Though the film departs from the specifics of Lady Windermere’s Fan, the play upon which it is based, it succeeds in showcasing Wilde’s masterful wit through the repartee of the clubby holidaymakers.

 

 

A Good Woman, a bedroom farce based on a play by Oscar Wilde, sparkles with the old money and sophisticated wit that was, in Wilde’s estimation, the birthright of English high society. Scarlett Johansson plays Meg, a young American vacationing with her new British husband, Lord Robert Windermere (Mark Umbers), along with a group of upper crust Englishmen, at the seaside resort of Amalfi. It’s 1930, and Meg’s sweetly puritanical ways stand in contrast to her urbane English companions, who pass their time exchanging bon mots over drinks and luncheons as they amuse themselves with the usual pastimes of the idle: flirtations and gossip. With the arrival of newcomer Mrs. Erlynne (Helen Hunt), the English coterie is soon abuzz with rumors, started by a quidnunc contessa and her Nosy Parker daughter, linking Robert to the new arrival. Mrs. Erlynne has a reputation for making a living by pleasing men while displeasing their wives, and has arrived on the sunny shores of Italy to cast a net for her next benefactor. While Robert begins paying clandestine visits and large sums of money to Mrs. Erlynne, playboy Lord Darlington (Stephen Campbell Moore) seeks to woo the pure-hearted Meg, whose faith in her husband’s fidelity begins to crumble under the weight of the rumors about his behavior.

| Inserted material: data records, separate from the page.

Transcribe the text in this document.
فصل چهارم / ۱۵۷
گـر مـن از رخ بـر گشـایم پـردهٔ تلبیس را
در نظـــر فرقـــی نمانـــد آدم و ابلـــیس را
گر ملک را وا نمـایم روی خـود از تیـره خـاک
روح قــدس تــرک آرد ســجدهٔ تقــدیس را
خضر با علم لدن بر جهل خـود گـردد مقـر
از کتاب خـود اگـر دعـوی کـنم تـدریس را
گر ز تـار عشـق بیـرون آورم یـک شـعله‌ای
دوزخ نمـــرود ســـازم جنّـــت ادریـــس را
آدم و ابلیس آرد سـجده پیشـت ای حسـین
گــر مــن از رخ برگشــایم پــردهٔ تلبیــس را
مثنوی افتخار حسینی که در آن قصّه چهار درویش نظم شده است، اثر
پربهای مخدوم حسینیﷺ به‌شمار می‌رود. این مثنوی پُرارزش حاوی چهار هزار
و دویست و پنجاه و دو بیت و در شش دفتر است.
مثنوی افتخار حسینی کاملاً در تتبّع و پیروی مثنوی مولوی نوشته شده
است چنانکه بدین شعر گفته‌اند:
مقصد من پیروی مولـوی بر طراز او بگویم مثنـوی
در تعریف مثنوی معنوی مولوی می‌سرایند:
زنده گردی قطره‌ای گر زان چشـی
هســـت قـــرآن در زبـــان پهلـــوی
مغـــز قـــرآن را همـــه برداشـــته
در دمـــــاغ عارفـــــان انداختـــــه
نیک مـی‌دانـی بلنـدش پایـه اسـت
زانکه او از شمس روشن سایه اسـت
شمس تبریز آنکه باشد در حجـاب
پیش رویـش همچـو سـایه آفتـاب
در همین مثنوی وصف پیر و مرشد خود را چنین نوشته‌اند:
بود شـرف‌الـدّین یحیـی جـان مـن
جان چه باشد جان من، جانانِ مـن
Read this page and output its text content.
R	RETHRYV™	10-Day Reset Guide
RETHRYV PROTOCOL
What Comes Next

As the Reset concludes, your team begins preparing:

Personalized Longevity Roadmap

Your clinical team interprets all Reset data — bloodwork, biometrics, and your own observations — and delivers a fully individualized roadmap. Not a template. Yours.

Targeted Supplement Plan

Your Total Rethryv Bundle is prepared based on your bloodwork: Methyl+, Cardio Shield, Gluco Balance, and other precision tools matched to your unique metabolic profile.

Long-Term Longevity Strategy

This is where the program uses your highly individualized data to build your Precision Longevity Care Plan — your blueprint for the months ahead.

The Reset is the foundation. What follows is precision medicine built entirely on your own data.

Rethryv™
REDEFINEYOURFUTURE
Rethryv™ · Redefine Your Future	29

Though the film departs from the specifics of Lady Windermere’s Fan, the play upon which it is based, it succeeds in showcasing Wilde’s masterful wit through the repartee of the clubby holidaymakers. But while it has a certain refined charm, the movie never manages to overcome its one fatal flaw: bad casting. Johansson tries to tone down the latent sexuality that has made her, along with her trademark pouty lips, Hollywood’s new darling, but the result is a cardboard performance from someone with proven talent. The more egregious error, though, is choosing Hunt for the role of femme fatale. Hunt, who has been curiously absent from the big screen for the past several years, has made a long career playing sweet, down-to-earth characters. One can easily picture her as a best friend, a next-door neighbor, a soul mate, or a sister-in-law—not, however, a cold-hearted international courtesan. Hunt, apparently, just can’t help playing the part with her usual kindly demeanor—along with the 1990s practice of displaying an open-minded earnestness by inflecting the end? of each? phrase? While this sincerity plays well for most of her previous parts, it leaves the audience wondering, in the end, how such a nice person could be the cause of such a scandal.